Notary Public Services
A Notary Public (or Notary or Public Notary) in the common law world is a public officer constituted by law to serve the public in non-contentious matters usually concerned with estates, deeds, powers-of-attorney, and foreign and international business. A notary’s main functions are to administer oaths and affirmations, take affidavits and statutory declarations, witness and authenticate the execution of certain classes of documents, take acknowledgments of deeds and other conveyances, protest notes and bills of exchange, provide notice of foreign drafts, prepare marine or ship’s protests in cases of damage, provide exemplifications and notarial copies, and perform certain other official acts depending on the jurisdiction. Any such act is known as a notarization.
A Notary Public is empowered by law and by custom and usage of notaries through the ages to
- Administer Oaths
- Attest Signatures
- Authenticate Documents
- Give Notarial Acts
- Take Affidavits (other than for the courts in Ireland)
- Take Affirmations and Declarations
- Receive and Make Protests under Mercantile Law, and issue notarial certificates in respect of documents and persons.
- Draw up Powers of Attorney and other legal documents customarily prepared by Notaries Public
A Power of Attorney is a document signed by one person (usually called the ‘donor’) giving another person (usually called the ‘donee’ or the ‘attorney’) power to sign documents on the donor’s behalf and to do such things in relation to his or her affairs as are described specifically (a limited power) or generally (a general power) in the document.
If, for instance, you are buying, selling or mortgaging property in a foreign country, it may be convenient for you to give a Power of Attorney to a person in that country, usually a lawyer, to deal with the transaction on your behalf. This will save you having to travel abroad to attend to formalities, and may help to smoothen out any problems affecting the transaction generally. In most cases, you will be required to sign the Power of Attorney in front of a Notary Public.
The Power of Attorney will usually be drawn up by the foreign lawyer to whom authority is to be given. This is because an Irish Notary Public cannot be expected to have a knowledge of different foreign languages or to be familiar with the relevant formalities regarding Powers of Attorney in different countries.
You will usually receive the Power of Attorney by e-mail from the foreign lawyer, often accompanied by detailed instructions about signing it. Bring the e-mail with you to the Irish Notary. This will assist the Notary Public in complying with the formalities of the particular country for which the Power of Attorney is intended. You should also ask the foreign lawyer (or the person appointed Attorney) if it is necessary to have the document ‘Legalised’ or Apostilled. These are different forms of official verification of signatures which the Notary Public will explain to you if necessary.

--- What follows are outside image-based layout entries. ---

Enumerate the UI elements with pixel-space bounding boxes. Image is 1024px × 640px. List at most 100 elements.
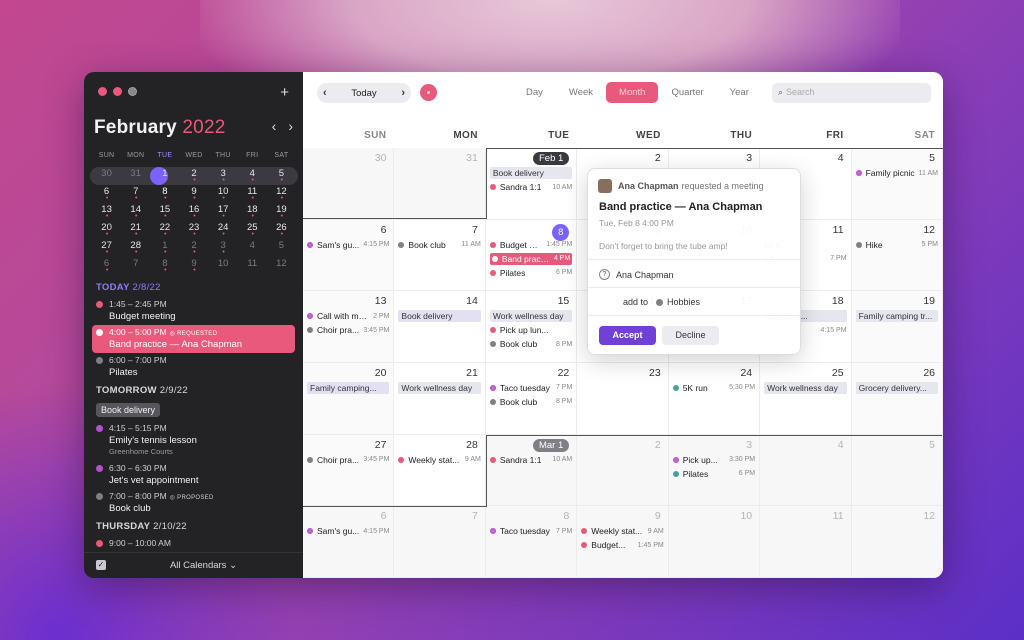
agenda-item-selected[interactable]: 4:00 – 5:00 PM ◎ REQUESTED Band practice … [92,325,295,353]
mini-calendar-day[interactable]: 28 • [121,240,150,256]
day-cell[interactable]: 4 [760,434,852,507]
mini-calendar-day[interactable]: 16 • [179,204,208,220]
day-cell[interactable]: 7 [394,506,486,578]
day-cell[interactable]: 26 Grocery delivery... [851,362,943,435]
mini-calendar-day[interactable]: 22 • [150,222,179,238]
calendar-event[interactable]: Work wellness day [489,310,573,323]
day-cell[interactable]: 8 Taco tuesday 7 PM [485,506,578,578]
calendar-event[interactable]: Grocery delivery... [855,381,938,394]
mini-calendar-day[interactable]: 20 • [92,222,121,238]
mini-calendar-day[interactable]: 10 [209,258,238,269]
day-cell[interactable]: Mar 1 Sandra 1:1 10 AM [485,434,578,507]
calendar-event[interactable]: Book club 8 PM [489,396,572,408]
day-cell[interactable]: 30 [303,148,395,220]
day-cell[interactable]: 11 [760,506,852,578]
mini-calendar-day[interactable]: 23 • [179,222,208,238]
mini-calendar-day[interactable]: 24 • [209,222,238,238]
all-day-event-pill[interactable]: Book delivery [96,403,161,417]
mini-calendar-day[interactable]: 31 [121,168,150,179]
mini-calendar-day[interactable]: 14 • [121,204,150,220]
close-window-button[interactable] [98,87,107,96]
agenda-item[interactable]: 7:00 – 8:00 PM ◎ PROPOSED Book club [84,489,303,517]
mini-calendar-day[interactable]: 4 [238,240,267,251]
day-cell[interactable]: 23 [577,362,669,435]
calendar-event[interactable]: Sam's gu... 4:15 PM [307,525,389,537]
mini-calendar-day[interactable]: 9 • [179,186,208,202]
calendar-event[interactable]: Family picnic 11 AM [855,167,938,179]
mini-calendar-day[interactable]: 7 • [121,186,150,202]
mini-calendar-day[interactable]: 19 • [267,204,296,220]
calendar-event[interactable]: Work wellness day [764,381,847,394]
day-cell[interactable]: 13 Call with mo... 2 PM Choir pra... 3:45 PM [303,291,395,363]
mini-calendar-day[interactable]: 21 • [121,222,150,238]
mini-calendar-day[interactable]: 13 • [92,204,121,220]
mini-calendar-day[interactable]: 5 • [267,168,296,184]
view-tab-day[interactable]: Day [513,82,556,103]
mini-calendar-day[interactable]: 30 [92,168,121,179]
chevron-left-icon[interactable]: ‹ [323,87,327,99]
day-cell[interactable]: 5 Family picnic 11 AM [851,148,943,220]
day-cell[interactable]: 2 [577,434,669,507]
mini-calendar-day[interactable]: 17 • [209,204,238,220]
calendar-event[interactable]: Weekly stat... 9 AM [398,454,481,466]
mini-calendar-day[interactable]: 6 • [92,186,121,202]
calendar-event[interactable]: Weekly stat... 9 AM [581,525,664,537]
calendar-event[interactable]: Book delivery [489,167,573,179]
day-cell[interactable]: 22 Taco tuesday 7 PM Book club 8 PM [485,362,578,435]
agenda-item[interactable]: 6:30 – 6:30 PM Jet's vet appointment [84,461,303,489]
chevron-right-icon[interactable]: › [401,87,405,99]
calendar-event[interactable]: Budget... 1:45 PM [581,539,664,551]
event-notes[interactable]: Don't forget to bring the tube amp! [599,241,728,251]
calendar-event[interactable]: Choir pra... 3:45 PM [307,454,389,466]
plus-icon[interactable]: + [280,84,289,101]
mini-calendar-day[interactable]: 2 • [179,168,208,184]
day-cell[interactable]: 28 Weekly stat... 9 AM [394,434,486,507]
calendar-event[interactable]: Hike 5 PM [855,239,938,251]
day-cell[interactable]: 25 Work wellness day [760,362,852,435]
mini-calendar-day[interactable]: 3 • [209,240,238,256]
mini-calendar-day[interactable]: 9 • [179,258,208,274]
agenda-item[interactable]: 6:00 – 7:00 PM Pilates [84,353,303,381]
day-cell[interactable]: 10 [668,506,761,578]
agenda-item[interactable]: 4:15 – 5:15 PM Emily's tennis lesson Gre… [84,421,303,461]
view-tab-quarter[interactable]: Quarter [658,82,716,103]
all-calendars-menu[interactable]: All Calendars ⌄ [84,560,303,571]
day-cell[interactable]: 12 [851,506,943,578]
calendar-event[interactable]: Pilates 6 PM [672,468,755,480]
calendar-status-icon[interactable] [420,84,437,101]
calendar-picker[interactable]: add to Hobbies [623,297,700,307]
day-cell[interactable]: 24 5K run 5:30 PM [668,362,761,435]
event-date[interactable]: Tue, Feb 8 4:00 PM [599,218,674,228]
attendee-row[interactable]: ? Ana Chapman [599,269,674,280]
chevron-left-icon[interactable]: ‹ [272,118,277,134]
calendar-event[interactable]: Budget m... 1:45 PM [489,239,572,251]
day-cell[interactable]: 6 Sam's gu... 4:15 PM [303,506,395,578]
mini-calendar-day[interactable]: 6 • [92,258,121,274]
mini-calendar-day[interactable]: 8 • [150,186,179,202]
calendar-event[interactable]: Family camping tr... [855,310,938,323]
day-cell[interactable]: 9 Weekly stat... 9 AM Budget... 1:45 PM [577,506,669,578]
calendar-event[interactable]: 5K run 5:30 PM [672,382,755,394]
day-cell[interactable]: 12 Hike 5 PM [851,219,943,292]
search-field[interactable]: ⌕ Search [772,83,931,103]
calendar-event[interactable]: Call with mo... 2 PM [307,310,389,322]
agenda-item[interactable]: 1:45 – 2:45 PM Budget meeting [84,297,303,325]
calendar-event[interactable]: Band practi... 4 PM [489,252,573,265]
day-cell[interactable]: Feb 1 Book delivery Sandra 1:1 10 AM [485,148,578,220]
view-tab-week[interactable]: Week [556,82,606,103]
mini-calendar-day[interactable]: 1 • [150,240,179,256]
mini-calendar-day[interactable]: 12 • [267,186,296,202]
mini-calendar-day[interactable]: 3 • [209,168,238,184]
mini-calendar-day[interactable]: 26 • [267,222,296,238]
day-cell[interactable]: 27 Choir pra... 3:45 PM [303,434,395,507]
calendar-event[interactable]: Pick up... 3:30 PM [672,454,755,466]
mini-calendar-day[interactable]: 18 • [238,204,267,220]
mini-calendar-day[interactable]: 12 [267,258,296,269]
mini-calendar-day[interactable]: 11 • [238,186,267,202]
minimize-window-button[interactable] [113,87,122,96]
calendar-event[interactable]: Choir pra... 3:45 PM [307,324,389,336]
mini-calendar-day[interactable]: 10 • [209,186,238,202]
mini-calendar-day[interactable]: 7 [121,258,150,269]
day-cell[interactable]: 15 Work wellness day Pick up lun... Book cl… [485,291,578,363]
calendar-event[interactable]: Book delivery [398,310,481,323]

Powers of Attorney are important legal documents with potentially serious legal and financial consequences for the persons signing them. It is important, therefore, that you have competent advice as to the legal, financial and taxation implications of any intended foreign transaction and as regards the wisdom of giving a Power of Attorney to a foreign lawyer or other person whom you may never have met. As the Notary Public is neither the draftsman of the foreign Power of Attorney nor your legal adviser, it is a matter for you to have any foreign language document, which you intend to produce, properly translated before going to the Notary.

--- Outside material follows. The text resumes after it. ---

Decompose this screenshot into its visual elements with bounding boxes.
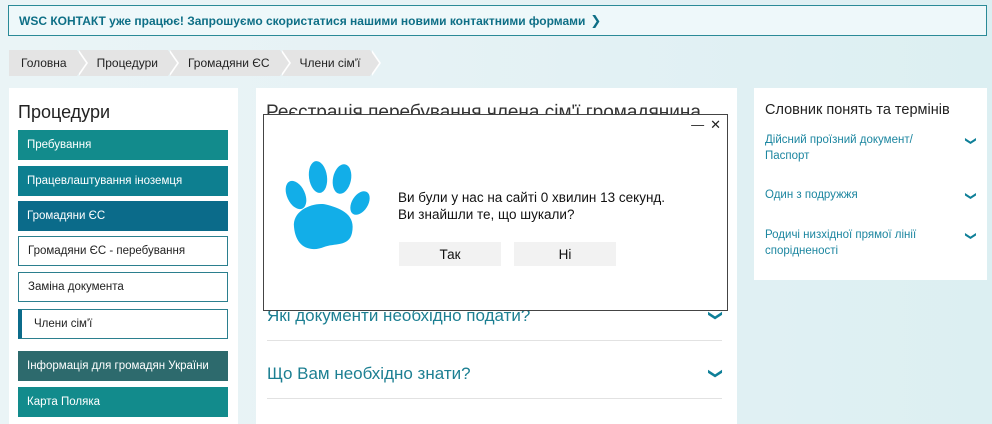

The Notary before whom you appear will require your assurance that you understand the document and its purpose and may require you to sign a formal acknowledgement to this effect. The Notary will however ensure that all other formalities regarding the execution of the Power of Attorney are complied with such as establishing identity and legal capacity, attesting your signature and providing a notarial act.
Notarising a document today requires the same anti-terrorism and anti-money laundering formalities as apply on opening a new bank account. The rules are very strict.
You must satisfactorily prove your identity and place of residence and the Notary must keep the identification records for five years.
This process has to be repeated every time you go to the Notary unless you have been with the same Notary within the previous three months.
You must prove your identity, and that means producing your original passport.
Lesser proof will only be accepted for compelling reasons which must be satisfactory to the Notary.
The Notary will give no assurances in advance that your substitute document of identification will be acceptable.
If your passport number is given in the document to be notarised, then the passport must be produced, without exception.
If any other identifying detail is given in the document to be notarised (such as Identity Card number or tax number), then whatever document proves that other detail must also be produced.
You must prove your current residential address by producing a recent utility bill (not being a mobile phone bill) addressed to you at your stated address within the previous three months.